Diese umfassende Duldungspflicht setzt freilich voraus,

  • dass die Anlage dem an sie zu stellenden technischen Standard genügt.

In diesem Sinne ist auch die Formulierung in den Gesetzesmaterialien zu verstehen, wonach die technische Ausstattung der Einrichtungen und auch der Spielgeräte den Anforderungen entsprechen muss.
Ist dies der Fall, privilegiert § 22 Abs. 1a BImSchG den von den erfassten Einrichtungen durch Kinder hervorgerufenen Lärm in zweifacher Hinsicht.

  • Zunächst verbietet § 22 Abs. 1a S. 2 BImSchG, bei der Beurteilung der Geräuscheinwirkung durch Kinder auf Immissionsgrenz- und richtwerte technischer Regelwerte abzustellen.
  • Für die danach notwendige Einzelabwägung enthält § 22 Abs. 1a S. 1 BImSchG die Vorgabe, dass die genannten Geräuscheinwirkungen im Regelfall keine schädlichen Umwelteinwirkungen sind.

Für den Regelfall einer Kinderspielplatznutzung gilt also ein absolutes Toleranzgebot (vgl. zu Vorstehendem insgesamt das Urteil des Oberverwaltungsgericht (OVG) Rheinland-Pfalz vom 16.05.2012 – 8 A 10042/12.OVG –).
Ein vom Regelfall des § 22 Abs. 1a S. 1 BImSchG abweichender Sonderfall soll nach der Gesetzesbegründung nur dann vorliegen, wenn

  • besondere Umstände gegeben sind,
    • z.

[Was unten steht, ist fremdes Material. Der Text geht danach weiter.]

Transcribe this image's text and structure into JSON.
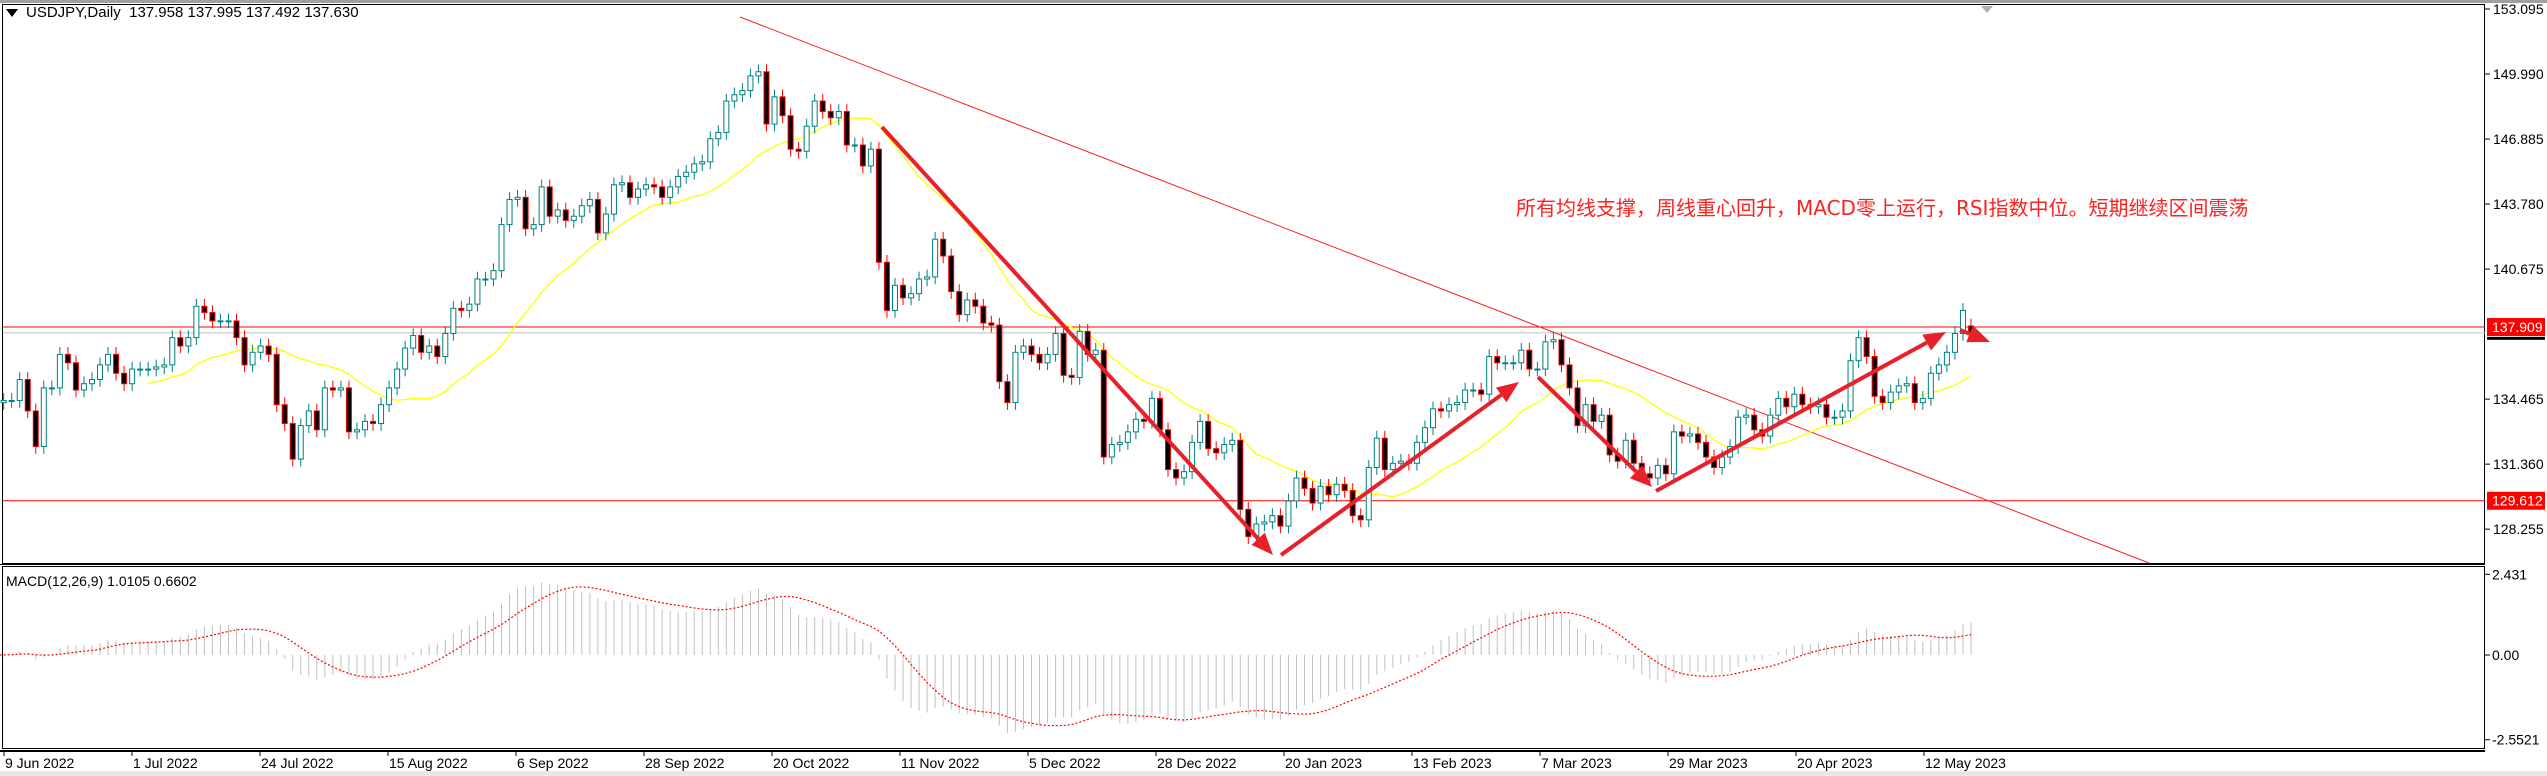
{
  "header": {
    "symbol_timeframe": "USDJPY,Daily",
    "open": "137.958",
    "high": "137.995",
    "low": "137.492",
    "close": "137.630"
  },
  "macd_label": {
    "name": "MACD(12,26,9)",
    "main": "1.0105",
    "signal": "0.6602"
  },
  "annotation": "所有均线支撑，周线重心回升，MACD零上运行，RSI指数中位。短期继续区间震荡",
  "colors": {
    "bull": "#008080",
    "bear_wick": "#ff0000",
    "bear_body": "#000000",
    "ma": "#ffff00",
    "levels": "#ff0000",
    "arrows": "#e8202a",
    "macd_hist": "#c0c0c0",
    "macd_signal": "#ff0000"
  },
  "chart_data": {
    "type": "candlestick",
    "symbol": "USDJPY",
    "timeframe": "Daily",
    "price_axis_ticks": [
      "153.095",
      "149.990",
      "146.885",
      "143.780",
      "140.675",
      "134.465",
      "131.360",
      "128.255"
    ],
    "price_range": [
      126.5,
      153.3
    ],
    "level_labels": [
      "137.909",
      "129.612"
    ],
    "levels": [
      137.909,
      129.612
    ],
    "current_price": 137.63,
    "date_ticks": [
      "9 Jun 2022",
      "1 Jul 2022",
      "24 Jul 2022",
      "15 Aug 2022",
      "6 Sep 2022",
      "28 Sep 2022",
      "20 Oct 2022",
      "11 Nov 2022",
      "5 Dec 2022",
      "28 Dec 2022",
      "20 Jan 2023",
      "13 Feb 2023",
      "7 Mar 2023",
      "29 Mar 2023",
      "20 Apr 2023",
      "12 May 2023"
    ],
    "macd_axis_ticks": [
      "2.431",
      "0.00",
      "-2.5521"
    ],
    "macd_range": [
      -2.82,
      2.76
    ],
    "moving_average_period": 20,
    "closes": [
      134.3,
      134.4,
      134.4,
      135.4,
      133.9,
      132.2,
      135.0,
      135.0,
      136.6,
      136.2,
      134.9,
      135.2,
      135.4,
      136.1,
      136.6,
      135.7,
      135.2,
      135.9,
      135.9,
      135.9,
      136.0,
      136.1,
      137.4,
      137.0,
      137.4,
      138.9,
      138.6,
      138.2,
      138.2,
      138.2,
      137.4,
      136.1,
      136.7,
      137.0,
      136.6,
      134.2,
      133.3,
      131.6,
      133.2,
      133.9,
      133.0,
      135.0,
      134.9,
      135.0,
      132.9,
      133.0,
      133.4,
      133.3,
      134.2,
      135.0,
      135.9,
      136.9,
      137.5,
      136.7,
      137.0,
      136.5,
      137.6,
      138.8,
      138.7,
      139.0,
      140.2,
      140.2,
      140.6,
      142.8,
      144.0,
      144.1,
      142.6,
      142.8,
      144.6,
      143.2,
      143.5,
      143.0,
      143.2,
      143.7,
      144.0,
      142.4,
      143.3,
      144.7,
      144.8,
      144.1,
      144.5,
      144.7,
      144.6,
      144.1,
      144.6,
      145.1,
      145.3,
      145.7,
      145.8,
      146.9,
      147.2,
      148.7,
      149.0,
      149.2,
      149.9,
      150.1,
      147.6,
      148.9,
      148.0,
      146.4,
      146.3,
      147.5,
      148.7,
      148.2,
      147.9,
      148.2,
      146.6,
      146.6,
      145.6,
      146.4,
      141.0,
      138.7,
      139.9,
      139.3,
      139.5,
      140.2,
      140.3,
      142.1,
      141.3,
      139.6,
      138.5,
      139.2,
      138.9,
      138.1,
      138.0,
      135.3,
      134.3,
      136.7,
      137.0,
      136.6,
      136.2,
      136.6,
      137.6,
      135.6,
      135.5,
      137.7,
      136.6,
      136.8,
      131.7,
      132.3,
      132.4,
      132.9,
      133.5,
      133.4,
      134.5,
      133.0,
      131.1,
      130.7,
      131.0,
      132.4,
      133.4,
      132.1,
      131.9,
      132.3,
      132.5,
      129.2,
      127.9,
      128.5,
      128.6,
      128.9,
      128.4,
      129.6,
      130.7,
      130.2,
      129.5,
      130.3,
      129.9,
      130.4,
      130.1,
      128.9,
      128.7,
      131.2,
      132.6,
      131.1,
      131.4,
      131.5,
      131.4,
      132.4,
      133.1,
      134.0,
      133.9,
      134.2,
      134.3,
      134.9,
      134.9,
      134.7,
      136.5,
      136.2,
      136.2,
      136.2,
      136.8,
      135.9,
      135.9,
      137.2,
      137.3,
      136.1,
      135.0,
      133.2,
      134.2,
      133.4,
      133.7,
      131.8,
      131.5,
      132.5,
      131.4,
      130.9,
      130.7,
      131.3,
      130.9,
      132.9,
      132.7,
      132.8,
      132.4,
      131.7,
      131.2,
      131.7,
      132.2,
      133.6,
      133.7,
      133.0,
      132.7,
      133.7,
      134.5,
      134.1,
      134.7,
      134.2,
      134.1,
      134.2,
      133.6,
      133.6,
      133.9,
      136.3,
      137.4,
      136.5,
      134.6,
      134.3,
      134.8,
      135.1,
      135.2,
      134.3,
      134.5,
      135.7,
      136.1,
      136.7,
      137.6,
      138.7,
      137.63
    ]
  }
}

B. die Einrichtungen in unmittelbarer Nachbarschaft zu sensiblen Nutzungen wie Krankenhäusern oder Pflegeanstalten gelegen sind, oder
    • sich die Einrichtungen des Spielplatzes nach Art und Größe sowie Ausstattung in Wohngebiete und die vorhandene Bebauung nicht einfügen (Bundestagsdrucksache 17/4836, S. 7; Bundesratsdrucksache 128/11, S. 7).

Ist keine dieser beiden beispielhaften Fallgruppen gegeben,

  • sondern handelt es sich bei einem vorhandenen Spielplatz um einen in Wohngebieten absolut üblichen Spielplatz mit absolut üblichen Spielgeräten und

hat die Stadt

  • bei der Wahl des Standortes des Spielplatzes sowie der Platzierung der einzelnen Spielgeräte nicht gegen das Gebot der gegenseitigen Rücksichtnahme verstoßen sowie
  • durch eingeschränkte Nutzungszeiten (8 bis 13 Uhr und 14 bis 20 Uhr) und durch eine Altersbegrenzung des Nutzerkreises (Kinder bis 12 Jahre) den schutzwürdigen Belangen der unmittelbaren Nachbarn Rechnung getragen,

kann wegen des Kinderlärms von Anwohnern weder die Einstellung noch die Verlegung des Kinderspielplatzes verlegt werden.

Das hat das Verwaltungsgericht (VG) Trier mit Urteil vom 28.01.2015 – 5 K 1542/14.TR – entschieden.